The Foreign Ministry spelled out China's stance after the Pentagon said that US-Philippine joint patrols in the South China Sea will occur "regularly".

US Defense Secretary Ash Carter confirmed on Thursday that the US and the Philippines had already conducted such patrols.

The Foreign Ministry told China Daily, "The military exchanges ... should not target a third party, not to mention supporting some countries to provoke China's sovereignty and security, flaring regional contradictions and damaging regional peace and stability."

Beijing will follow developments, and general stability has been maintained in the South China Sea "through joint efforts by China and relevant countries", the ministry said

Carter reported the US confirmation at a news conference with Philippine Defense Secretary Voltaire Gazmin in Manila. Carter met with the Philippine President Benigno Aquino earlier in the day.

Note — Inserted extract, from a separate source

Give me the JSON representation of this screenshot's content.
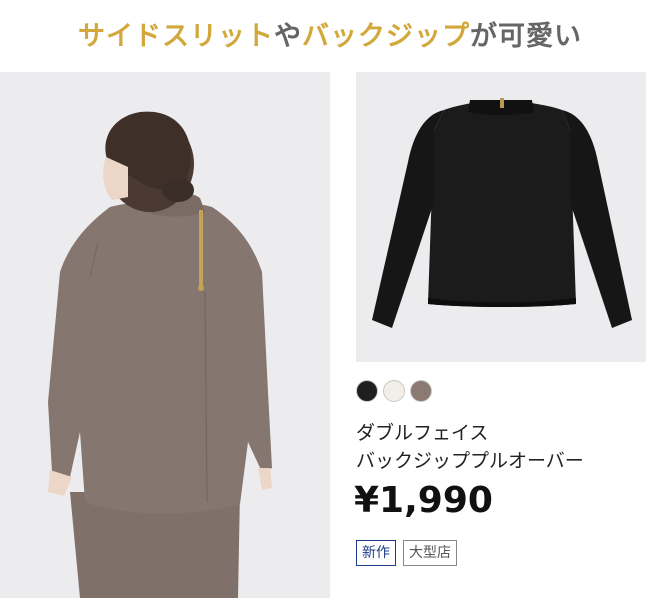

Without quoting a source, Reuters reported the Pentagon saying that the first joint patrol took place in March and a second one took place earlier this month.

Carter started a visit to the Philippines on Wednesday during the annual US-Philippine military drill that started on April 4. He will attend the closing ceremony on Friday.

Zhang Junshe, a senior researcher at the PLA Naval Military Studies Research Institute, said the US will damage peace in the South China Sea by calling for joint patrols.

"When Washington calls China's behavior in the South China Sea ‘coercive', the joint patrols have been a slap in the face. This is sheer coercion against China's peaceful development," Zhang said.

Carter said US forces will be given access to more military bases in the Philippines than the five announced already.

The Ministry of National Defense said, "The US Army has now returned, has reinforced its military presence in the Philippines and has given rise to militarization in the South China Sea region."